Battle for Mosul could last 'longer than a year'

Battle for Mosul could last 'longer than a year'
A top US general has suggested the fight to push Islamic State militants out of Mosul and Iraq could last more than a year and that setbacks should be expected.
3 min read
20 October, 2016
A US commander is expecting a long and complex battle in northern Iraq [Getty]
A senior United States general has suggested the major operation to retake Mosul could last longer than a year.

Iraqi forces, including a US-led coalition, this week launched what is touted to be the biggest battle yet against the Islamic State group.

"It certainly will be a difficult operation and IS has certainly had a long time to prepare for this operation," said General Joseph Votel, Commander of US Central Command.

"The operation we did to Manbij in northern Syria took about 71 days to complete from start to finish. Raqqa is about three times the size of Manbij, Mosul is about three times the size of Raqqa. So we should expect it's going to take some time to [complete] that."

Iraqi Prime Minister Haider al-Abadi said on Thursday the offensive to liberate the country's second city was progressing faster than expected.

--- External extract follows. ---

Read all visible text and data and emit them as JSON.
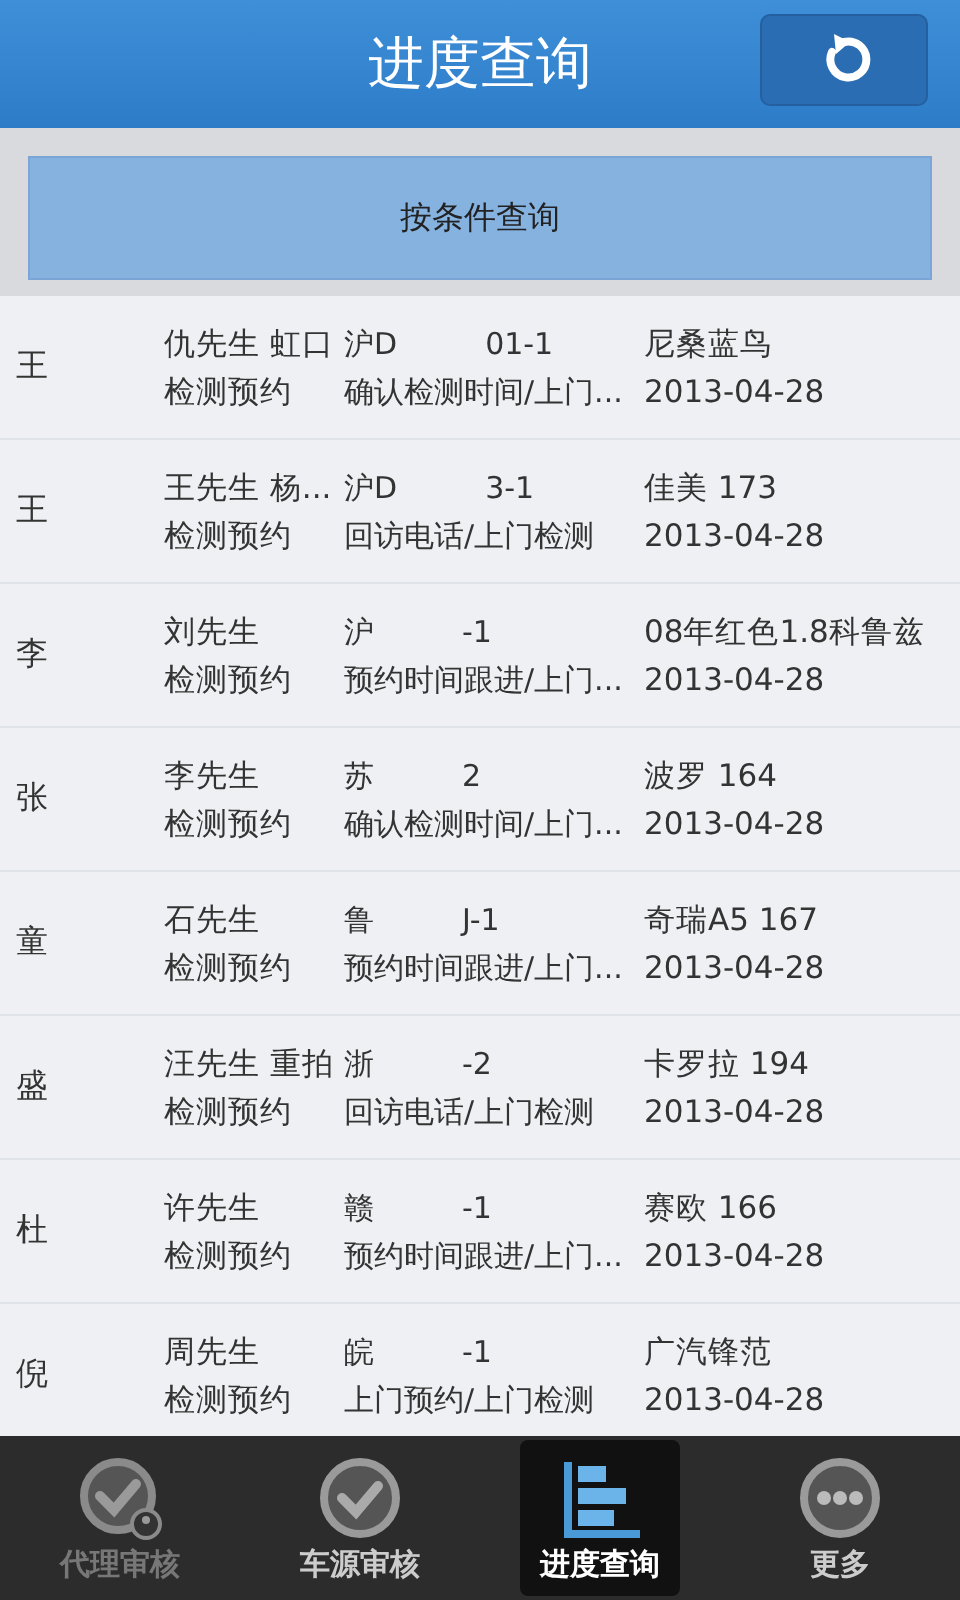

But Votel, speaking at a panel discussion hosted by the think tank, Centre for American Progress, said forces were trying to achieve a "ying and yang" approach.

"We want to move fast enough that we keep pressure on the enemy but we want to move slow enough that we don't add to the human disaster that could take place there," he said.

"It's going to be a complex fight," he added. "There is going to a lot to contend with and we should expect there'll be some setbacks, there'll be some very heavy fighting."

Votel said the plan of attack was a "simple approach"of pressure and momentum, going after IS resources, including oil, its leadership and information operations.

In response to a question over whether an offensive to retake Raqqa in Syria, the militants' de facto capital, could occur at the same time, Votel did not deny that could be the case, saying: "When we apply pressure on Islamic State forces they do squirt out.

"They try to go to their locations, they move leaders, they move the bulk of their forces, so I think it's the simultaneous application of pressure that's very important for the campaigns."

Votel described IS as an "adaptive enemy" and said the threat of chemical weapons being used on Iraqi and coalition forces "has not been tactfully or operationally significant but it is concerning, there is a psychological impact to it".

On the unfolding humanitarian crisis and warnings of an overwhelming mass exodus of civilians fleeing the conflict, Votel said he was "pretty pleased" with the planning in place.

"We learned a lot from Fallujah," he said. "[The Iraqi government has] done a pretty good job through information operations, leaflet drops, radio, to try to communicate to people: 'If you are not in dire problem, stay where you are, don't move, don't contribute to [internally displaced people]'."